Maine is now the only New England state that does not share the number of confirmed coronavirus cases by town.
Vermont joined the other four New England states Monday in reporting the number of cases at the municipal level. Rhode Island also shares its case data by zip code, following a practice introduced by Maryland on April 12. Maine releases the number of confirmed cases in each county.
The Maine Freedom of Information Coalition, a group that advocates for government transparency, sent a letter Monday to Gov. Janet Mills asking for her administration to start releasing town-by-town data.
“Access to more information on numbers of COVID-19 cases by specific location would have direct public health benefits, by allowing the public to better prepare and take precautions,” wrote coalition board member Sigmund Schutz, who also represents the Press Herald on public access issues. “It would also serve to enhance public confidence in Maine’s response by replacing rumors and suspicion with solid data.”
Maine Center for Disease Control and Prevention spokesman Robert Long said Monday evening that the agency’s approach “provides the public with an accurate picture of the disease’s spread throughout the state while maintaining patient privacy, which ethically must still be protected even in the face of a pandemic.”
Long said the agency was open to releasing more specific geographical information in the future but that people’s behavior should not be affected by “whether COVID-19 cases have been recorded in a specific town, ZIP code, or even county. All Maine people should assume that COVID-19 is present in their communities and take the proper precautions.”
Last Thursday reporters pressed Maine CDC Director Dr. Nirav Shah on the issue, and he said the agency would stick to county-level information to protect patient privacy in small communities. But he also contended that sharing it in large communities with many cases would be counterproductive.
“In areas of community spread, in counties like Cumberland and York where we know there is community transmission, the presence or the absence of the virus in any one town should not determine the steps people take to stay safe,” said Shah, who has repeatedly defended the use of county-level data.
Officials in other states, however, have said the release of finer-scale information about the pandemic helps in responding to the crisis.
“Having the ability to look at this virus through the lens of its impact on specific cities and towns will help us identify potential hot spots, inform the public health response, assist cities and towns working to slow the spread, and help the state appropriately deploy resources,” Massachusetts Health and Human Services Secretary Marylou Sudders said at an April 12 press conference announcing her state’s decision to release town-level data.
“As is standard public health practice, we will not release the number of positive cases if there are fewer than five in a municipality of 50,000 or less, in order to protect privacy,” she added.
Maryland Gov. Larry Hogan, a Republican and chair of the National Governors Association, told ABC news April 12 that his state’s release of zip code-level data would help focus decisions on where to guide the response.
A set of recommendations co-sponsored by the Association of State and Territorial Health Officials – an organization of which Dr.

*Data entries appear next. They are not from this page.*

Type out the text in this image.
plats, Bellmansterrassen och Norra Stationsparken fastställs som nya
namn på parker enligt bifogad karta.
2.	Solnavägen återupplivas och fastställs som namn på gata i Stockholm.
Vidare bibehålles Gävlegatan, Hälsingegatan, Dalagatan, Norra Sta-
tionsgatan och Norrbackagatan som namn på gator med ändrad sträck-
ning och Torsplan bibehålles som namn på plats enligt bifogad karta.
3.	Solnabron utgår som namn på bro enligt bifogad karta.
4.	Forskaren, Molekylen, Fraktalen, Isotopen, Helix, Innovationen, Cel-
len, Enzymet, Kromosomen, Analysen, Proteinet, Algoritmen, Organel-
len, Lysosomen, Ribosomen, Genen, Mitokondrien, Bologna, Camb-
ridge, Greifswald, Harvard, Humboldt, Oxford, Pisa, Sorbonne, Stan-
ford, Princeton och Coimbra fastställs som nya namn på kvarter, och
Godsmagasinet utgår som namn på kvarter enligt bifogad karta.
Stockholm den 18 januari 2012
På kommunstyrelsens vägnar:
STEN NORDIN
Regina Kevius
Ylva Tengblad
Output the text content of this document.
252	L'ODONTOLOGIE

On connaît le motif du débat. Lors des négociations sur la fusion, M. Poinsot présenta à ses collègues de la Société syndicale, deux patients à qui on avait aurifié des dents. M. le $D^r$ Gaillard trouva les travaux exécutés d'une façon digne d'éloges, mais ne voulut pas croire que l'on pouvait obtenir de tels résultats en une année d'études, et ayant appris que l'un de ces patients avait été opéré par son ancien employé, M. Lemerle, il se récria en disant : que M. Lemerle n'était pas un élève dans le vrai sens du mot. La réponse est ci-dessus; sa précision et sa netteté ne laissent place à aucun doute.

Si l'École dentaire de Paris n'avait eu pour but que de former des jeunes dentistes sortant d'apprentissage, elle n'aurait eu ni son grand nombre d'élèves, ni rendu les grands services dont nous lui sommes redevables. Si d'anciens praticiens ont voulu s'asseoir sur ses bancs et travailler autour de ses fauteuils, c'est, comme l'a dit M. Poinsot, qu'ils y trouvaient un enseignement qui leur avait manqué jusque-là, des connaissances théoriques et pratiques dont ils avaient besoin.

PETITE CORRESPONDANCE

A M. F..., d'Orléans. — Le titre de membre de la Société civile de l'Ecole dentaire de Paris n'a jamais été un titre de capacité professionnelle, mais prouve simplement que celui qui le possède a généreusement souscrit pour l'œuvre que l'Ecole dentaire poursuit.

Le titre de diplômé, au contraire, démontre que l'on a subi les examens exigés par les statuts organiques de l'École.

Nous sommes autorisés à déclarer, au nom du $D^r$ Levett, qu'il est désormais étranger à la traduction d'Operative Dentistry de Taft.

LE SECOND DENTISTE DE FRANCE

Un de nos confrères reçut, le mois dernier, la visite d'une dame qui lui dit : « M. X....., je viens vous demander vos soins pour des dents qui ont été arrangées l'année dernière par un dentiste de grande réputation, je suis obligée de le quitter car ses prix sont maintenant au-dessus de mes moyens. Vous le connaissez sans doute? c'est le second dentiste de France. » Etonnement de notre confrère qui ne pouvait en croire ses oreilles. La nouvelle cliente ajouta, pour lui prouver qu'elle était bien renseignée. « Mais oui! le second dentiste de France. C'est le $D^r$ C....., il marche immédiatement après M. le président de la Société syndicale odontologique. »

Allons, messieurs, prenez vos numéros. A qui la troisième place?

Shah is a member – says “public health officials should strive to release as much information as possible, within the limits of the law,” and that a guiding principle should be to “withhold information only when there is a clearly justified reason to keep it confidential.”
Jeremy Youde, who studies the intersection of government and public health at the University of Minnesota Duluth, says there are potential benefits in releasing the information.
“Given the size of some of the counties we have here in Minnesota and you have in Maine, I can see some value in wanting to give some finer-grained detail,” said Youde, who lives in a county the same size as Maine’s Aroostook, which is larger than Connecticut and Rhode Island combined. “If I’m in a county that’s the size of Connecticut, what’s happening on the Canadian border is not the same as what is going on in Duluth.”
“It can be especially useful if there are any decisions to make at the municipal level about changing shelter in place orders, it might be useful for leaders to have more fine-grained information,” he added, while noting the need to protect individual privacy.
Alaska, Illinois, Delaware and other states also report at the town level, while Florida provides zip code-level data. Many counties also release town-by-town data, including Tarrant County, Texas (home to Fort Worth); Milwaukee County, Wisconsin; Essex, Onondaga and Cayuga counties in upstate New York; and most of New Jersey’s.
Maine CDC has also lagged in gathering or disclosing other types of data relating to the pandemic. The agency remains alone in New England in being unable to provide a daily update of the number of negative coronavirus tests. It was unable to say how many COVID-19 patients were hospitalized on a given day – a key metric of the burden on hospitals – until April 10, three days after the Press Herald published a story on the shortcoming. The agency had not even asked hospitals for the information until March 31. It was also unable to provide an accurate count of intensive care unit beds and ventilators until the week of April 5.
Massachusetts provides detailed information on the number of people hospitalized with COVID-19 at every hospital in the state, as well as the number of confirmed cases at each of the state’s long-term care facilities. The Press Herald has gathered and published the data from the hospitals for each of the past two weeks, but CDC spokesman Long has said the state would not release information on long-term care facilities’ that have had fewer than three confirmed cases.